One of the questions I’ve always hated answering is how do people make money in open source. And I think that Caldera and Red Hat – and there are a number of other Linux companies going public – basically show that yes, you can actually make money in the open-source area.
Real quality means making sure that people are proud of the code they write, that they’re involved and taking it personally.
The fact that ACPI was designed by a group of monkeys high on LSD, and is some of the worst designs in the industry obviously makes running it at any point pretty damn ugly.
Developers have the attention spans of slightly moronic woodland creatures.
I’ve never regretted not making Linux shareware: I really don’t like the pay for use binary shareware programs.
Linux has definitely made a lot of sense even in a purely materialistic sense.
No-one has ever called me a cool dude. I’m somewhere between geek and normal.

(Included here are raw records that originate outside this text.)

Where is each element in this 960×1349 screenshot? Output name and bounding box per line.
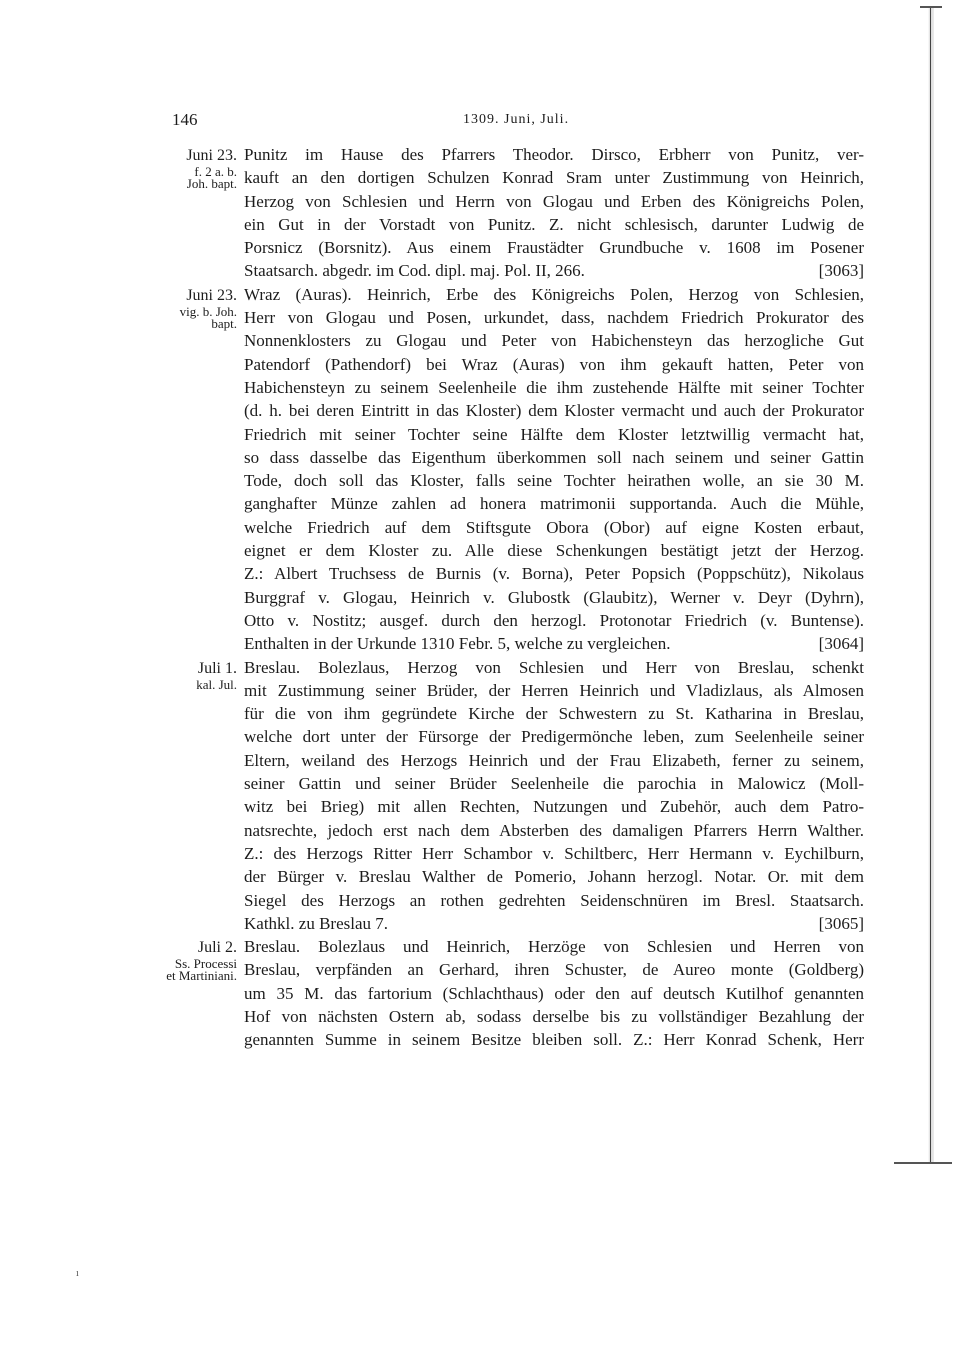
entry <box>0 283 960 656</box>
margin-date <box>155 146 237 190</box>
feast-line: et Martiniani. <box>166 968 237 984</box>
entry-date: Juli 2. <box>197 939 237 957</box>
text-line: Staatsarch. abgedr. im Cod. dipl. maj. Pol. II, 266. <box>244 261 585 281</box>
text-line: Punitz im Hause des Pfarrers Theodor. Dirsco, Erbherr von Punitz, ver- <box>244 145 864 164</box>
text-line: natsrechte, jedoch erst nach dem Absterben des damaligen Pfarrers Herrn Walther. <box>244 820 864 840</box>
text-line: Herzog von Schlesien und Herrn von Glogau und Erben des Königreichs Polen, <box>244 191 864 211</box>
text-line: Herr von Glogau und Posen, urkundet, dass, nachdem Friedrich Prokurator des <box>244 308 864 328</box>
text-line: Wraz (Auras). Heinrich, Erbe des Königreichs Polen, Herzog von Schlesien, <box>244 284 864 304</box>
text-line: Patendorf (Pathendorf) bei Wraz (Auras) von ihm gekauft hatten, Peter von <box>244 354 864 374</box>
edge-mark-top <box>920 6 942 8</box>
text-line: für die von ihm gegründete Kirche der Schwestern zu St. Katharina in Breslau, <box>244 704 864 724</box>
entry <box>0 935 960 1051</box>
text-line: seiner Gattin und seiner Brüder Seelenheile die parochia in Malowicz (Moll- <box>244 774 864 794</box>
scan-speck: ı <box>76 1268 79 1279</box>
text-line: Kathkl. zu Breslau 7. <box>244 913 388 933</box>
margin-date <box>155 938 237 982</box>
text-line-last <box>244 259 864 282</box>
text-line: Hof von nächsten Ostern ab, sodass derselbe bis zu vollständiger Bezahlung der <box>244 1006 864 1026</box>
text-line: Nonnenklosters zu Glogau und Peter von Habichensteyn das herzogliche Gut <box>244 331 864 351</box>
text-line: Burggraf v. Glogau, Heinrich v. Glubostk (Glaubitz), Werner v. Deyr (Dyhrn), <box>244 587 864 607</box>
text-line: Z.: Albert Truchsess de Burnis (v. Borna), Peter Popsich (Poppschütz), Nikolaus <box>244 564 864 584</box>
margin-date <box>155 286 237 330</box>
text-line: mit Zustimmung seiner Brüder, der Herren Heinrich und Vladizlaus, als Almosen <box>244 680 864 700</box>
text-line: Siegel des Herzogs an rothen gedrehten Seidenschnüren im Bresl. Staatsarch. <box>244 890 864 910</box>
reference-number: [3064] <box>818 634 864 654</box>
text-line: eignet er dem Kloster zu. Alle diese Schenkungen bestätigt jetzt der Herzog. <box>244 541 864 561</box>
feast-line: bapt. <box>211 315 237 331</box>
entry-text <box>244 935 864 1051</box>
text-line: Breslau. Bolezlaus und Heinrich, Herzöge von Schlesien und Herren von <box>244 937 864 957</box>
feast-line: Ss. Processi <box>174 956 237 972</box>
text-line: ein Gut in der Vorstadt von Punitz. Z. nicht schlesisch, darunter Ludwig de <box>244 214 864 234</box>
margin-date <box>155 659 237 691</box>
text-line: ganghafter Münze zahlen ad honera matrimonii supportanda. Auch die Mühle, <box>244 494 864 514</box>
text-line: Z.: des Herzogs Ritter Herr Schambor v. Schiltberc, Herr Hermann v. Eychilburn, <box>244 843 864 863</box>
text-line: Otto v. Nostitz; ausgef. durch den herzogl. Protonotar Friedrich (v. Buntense). <box>244 610 864 630</box>
feast-line: Joh. bapt. <box>186 176 237 191</box>
text-line: witz bei Brieg) mit allen Rechten, Nutzungen und Zubehör, auch dem Patro- <box>244 797 864 817</box>
text-line: welche dort unter der Fürsorge der Predigermönche leben, zum Seelenheile seiner <box>244 727 864 747</box>
text-line: welche Friedrich auf dem Stiftsgute Obora (Obor) auf eigne Kosten erbaut, <box>244 517 864 537</box>
text-line: der Bürger v. Breslau Walther de Pomerio, Johann herzogl. Notar. Or. mit dem <box>244 867 864 887</box>
text-line-last <box>244 912 864 935</box>
entry-date: Juni 23. <box>186 286 237 304</box>
running-head: 1309. Juni, Juli. <box>463 112 570 127</box>
text-line-last <box>244 632 864 655</box>
reference-number: [3063] <box>818 261 864 281</box>
text-line: kauft an den dortigen Schulzen Konrad Sram unter Zustimmung von Heinrich, <box>244 168 864 188</box>
edge-mark-bottom <box>894 1162 952 1164</box>
text-line: (d. h. bei deren Eintritt in das Kloster) dem Kloster vermacht und auch der Prokurator <box>244 401 864 421</box>
entry <box>0 656 960 936</box>
text-line: Tode, doch soll das Kloster, falls seine Tochter heirathen wolle, an sie 30 M. <box>244 471 864 491</box>
reference-number: [3065] <box>818 913 864 933</box>
text-line: Habichensteyn zu seinem Seelenheile die ihm zustehende Hälfte mit seiner Tochter <box>244 377 864 397</box>
entry-text <box>244 656 864 936</box>
entry-date: Juli 1. <box>197 659 237 677</box>
entry-text <box>244 143 864 283</box>
text-line: um 35 M. das fartorium (Schlachthaus) oder den auf deutsch Kutilhof genannten <box>244 983 864 1003</box>
entry <box>0 143 960 283</box>
feast-line: vig. b. Joh. <box>179 303 237 319</box>
feast-line: f. 2 a. b. <box>194 164 237 179</box>
text-line: Eltern, weiland des Herzogs Heinrich und der Frau Elizabeth, ferner zu seinem, <box>244 750 864 770</box>
text-line: genannten Summe in seinem Besitze bleiben soll. Z.: Herr Konrad Schenk, Herr <box>244 1030 864 1050</box>
entry-text <box>244 283 864 656</box>
text-line: Porsnicz (Borsnitz). Aus einem Fraustädter Grundbuche v. 1608 im Posener <box>244 238 864 258</box>
text-line: Breslau, verpfänden an Gerhard, ihren Schuster, de Aureo monte (Goldberg) <box>244 960 864 980</box>
text-line: so dass dasselbe das Eigenthum überkommen soll nach seinem und seiner Gattin <box>244 447 864 467</box>
feast-line: kal. Jul. <box>196 676 237 692</box>
text-line: Breslau. Bolezlaus, Herzog von Schlesien und Herr von Breslau, schenkt <box>244 657 864 677</box>
text-line: Enthalten in der Urkunde 1310 Febr. 5, welche zu vergleichen. <box>244 634 671 654</box>
text-line: Friedrich mit seiner Tochter seine Hälfte dem Kloster letztwillig vermacht hat, <box>244 424 864 444</box>
page-number: 146 <box>172 110 198 129</box>
entries <box>0 143 960 1052</box>
entry-date: Juni 23. <box>186 147 237 164</box>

You know, the mark of intelligence is realizing when you’re making the same mistake over and over and over again, and not hitting your head in the wall five hundred times before you understand that it’s not a clever thing to do.
Don’t hurry your code. Make sure it works well and is well designed. Don’t worry about timing.
If you like using CVS, you should be in some kind of mental institution or somewhere else.
Only religious fanatics and totalitarian states equate morality with legality.
The fame and reputation part came later, and never was much of a motivator, although it did enable me to work without feeling guilty about neglecting my studies.
I never felt that the naming issue was all that important, but I was obviously wrong, judging by how many people felt. I tell people to call it just plain Linux and nothing more.
Helsinki isn’t all that bad. It’s a very nice city, and it’s cold really only in wintertime.
Eventually the revolutionaries become the established culture, and then what will they do.
The way to do good basic design isn’t actually to be really smart about it, but to try to have a few basic concepts.
When you hear voices in your head that tell you to shoot the pope, do you do what they say? Same thing goes for customers and managers. They are the crazy voices in your head, and you need to set them right, not just blindly do what they ask for.
I am very happy about Android obviously. I use Android, and it’s actually made cellphones very usable.
I’ve felt strongly that the advantage of Linux is that it doesn’t have a niche or any special market, but that different individuals and companies end up pushing it in the direction they want, and as such you end up with something that is pretty balanced across the board.